El Salvador - Agriculture



Agriculture, while showing negligible growth towards the end of the 1990s, has continued to play a key role in the Salvadoran economy, employing nearly 25 percent of the country's labor force , providing a third of its export earnings, and meeting about 70 percent of domestic food needs. In 1996, agriculture accounted for 14 percent of the GDP. By 1999, agriculture accounted for 12 percent of the GDP, but employed nearly 30 percent of the labor force.
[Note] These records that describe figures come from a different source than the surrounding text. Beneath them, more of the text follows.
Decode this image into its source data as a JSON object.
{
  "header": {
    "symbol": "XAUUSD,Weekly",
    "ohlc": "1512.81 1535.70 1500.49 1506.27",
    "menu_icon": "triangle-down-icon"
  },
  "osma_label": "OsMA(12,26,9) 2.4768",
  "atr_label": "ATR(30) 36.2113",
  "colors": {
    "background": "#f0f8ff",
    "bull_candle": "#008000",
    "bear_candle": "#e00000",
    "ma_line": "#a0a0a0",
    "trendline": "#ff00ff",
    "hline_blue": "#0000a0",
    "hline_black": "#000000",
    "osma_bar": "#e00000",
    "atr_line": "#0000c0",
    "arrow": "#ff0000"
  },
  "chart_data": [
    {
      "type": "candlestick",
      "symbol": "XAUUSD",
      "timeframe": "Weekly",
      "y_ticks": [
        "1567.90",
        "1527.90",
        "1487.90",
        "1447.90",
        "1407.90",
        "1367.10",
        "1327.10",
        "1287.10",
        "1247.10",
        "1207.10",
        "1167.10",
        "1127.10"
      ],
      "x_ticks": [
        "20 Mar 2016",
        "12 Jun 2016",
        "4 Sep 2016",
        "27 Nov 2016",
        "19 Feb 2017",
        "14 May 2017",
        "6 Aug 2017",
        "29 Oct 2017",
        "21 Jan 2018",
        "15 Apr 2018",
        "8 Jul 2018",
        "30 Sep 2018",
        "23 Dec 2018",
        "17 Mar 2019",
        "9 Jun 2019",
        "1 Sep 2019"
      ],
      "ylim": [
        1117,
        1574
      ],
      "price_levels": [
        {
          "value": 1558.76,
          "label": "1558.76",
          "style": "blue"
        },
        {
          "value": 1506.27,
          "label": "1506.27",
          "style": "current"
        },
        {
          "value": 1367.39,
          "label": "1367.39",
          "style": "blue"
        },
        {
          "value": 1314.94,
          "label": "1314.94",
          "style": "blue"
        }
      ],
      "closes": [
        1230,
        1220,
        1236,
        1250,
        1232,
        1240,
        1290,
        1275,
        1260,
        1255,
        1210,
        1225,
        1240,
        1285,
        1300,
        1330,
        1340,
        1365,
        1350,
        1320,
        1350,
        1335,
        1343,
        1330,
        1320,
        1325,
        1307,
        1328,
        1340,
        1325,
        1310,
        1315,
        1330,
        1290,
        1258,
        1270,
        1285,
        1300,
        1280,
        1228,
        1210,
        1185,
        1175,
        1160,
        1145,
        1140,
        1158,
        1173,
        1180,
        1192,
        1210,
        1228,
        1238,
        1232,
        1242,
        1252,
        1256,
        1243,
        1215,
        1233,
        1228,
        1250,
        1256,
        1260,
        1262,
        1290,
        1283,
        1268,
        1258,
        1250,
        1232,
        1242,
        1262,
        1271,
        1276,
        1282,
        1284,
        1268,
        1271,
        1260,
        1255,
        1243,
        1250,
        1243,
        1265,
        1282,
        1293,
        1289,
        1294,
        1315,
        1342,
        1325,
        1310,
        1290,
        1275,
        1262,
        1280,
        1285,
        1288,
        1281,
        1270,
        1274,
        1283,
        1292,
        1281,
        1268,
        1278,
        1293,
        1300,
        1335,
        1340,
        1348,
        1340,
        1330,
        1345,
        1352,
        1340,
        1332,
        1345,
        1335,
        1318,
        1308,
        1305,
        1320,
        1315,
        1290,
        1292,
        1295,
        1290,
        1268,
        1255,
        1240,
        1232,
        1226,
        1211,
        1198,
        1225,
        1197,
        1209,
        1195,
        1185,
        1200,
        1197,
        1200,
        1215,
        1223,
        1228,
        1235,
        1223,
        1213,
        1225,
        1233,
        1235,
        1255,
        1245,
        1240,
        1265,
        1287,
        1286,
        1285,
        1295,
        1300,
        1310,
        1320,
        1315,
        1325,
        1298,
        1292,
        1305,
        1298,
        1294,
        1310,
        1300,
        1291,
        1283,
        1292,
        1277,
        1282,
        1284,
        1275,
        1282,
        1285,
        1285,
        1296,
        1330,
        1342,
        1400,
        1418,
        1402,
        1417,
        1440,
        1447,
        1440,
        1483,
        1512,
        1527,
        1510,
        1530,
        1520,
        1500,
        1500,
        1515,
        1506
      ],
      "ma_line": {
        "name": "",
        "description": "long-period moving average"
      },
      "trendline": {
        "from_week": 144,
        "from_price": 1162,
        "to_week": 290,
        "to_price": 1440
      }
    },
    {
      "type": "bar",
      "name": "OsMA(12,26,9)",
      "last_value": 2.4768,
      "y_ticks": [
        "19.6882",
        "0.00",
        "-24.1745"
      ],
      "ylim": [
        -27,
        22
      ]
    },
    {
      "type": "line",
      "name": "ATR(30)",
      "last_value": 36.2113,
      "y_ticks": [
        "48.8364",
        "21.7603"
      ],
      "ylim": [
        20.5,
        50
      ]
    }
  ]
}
Prior to the 1980s most of the land in El Salvador was owned by a minority of wealthy elites. Roughly 70 percent of the farmers who worked the land were sharecroppers or laborers on large plantations. This situation began to change in 1979, when a military-civilian junta came to power and issued sweeping land and agrarian reforms. The government carried out policies of property redistribution to address the grievances of the rural poor and make up for past injustices. Land was transferred to small farmers in an effort to create a rural middle class. By 1990, when the reforms came to an end, 22 percent of El Salvador's land had been transferred to farmers who had previously worked the land but did not own it. Over 500,000 farmers benefitted from the reforms.

El Salvador's mild climate and fertile soil have proven ideal for the production of the country's main export crops—coffee and sugar. Coffee production, which began on a mass scale in the 1850s, dominated the country's economy for over a century and is still the largest agricultural export, accounting for US$244 million in revenues in 1999, about 10 percent of all export earnings. Sugar, the next largest export, was responsible for about 2 percent of export revenues in 1999, bringing in approximately US$46 million. Fisheries have grown more important to the economy as well, mainly through shrimp production, which is third in agricultural export earnings behind coffee and sugar, generating US$25 million in revenues in 1999, a little over 1 percent of the total.

The earnings from agricultural exports as a percentage of the country's total export revenues diminished in the 1990s. Coffee revenues, especially, began to fall during this time. A surge in coffee prices in 1997 led to a brief revitalization in the sector, but poor harvests and falling prices in 1998 sent revenues plummeting. Between 1997 and 1999, coffee earnings dropped by over 50 percent. Improved harvests may raise coffee-generated revenues in the near future, but coffee will not likely regain the position it once held as a mainstay of the economy. Maize, beans, rice, and sorghum are food crops produced primarily for domestic consumption.

Cattle production plays a role, albeit a slight one, in the economy. Widespread cattle rustling and extortion have made ranching difficult, although milk production has increased.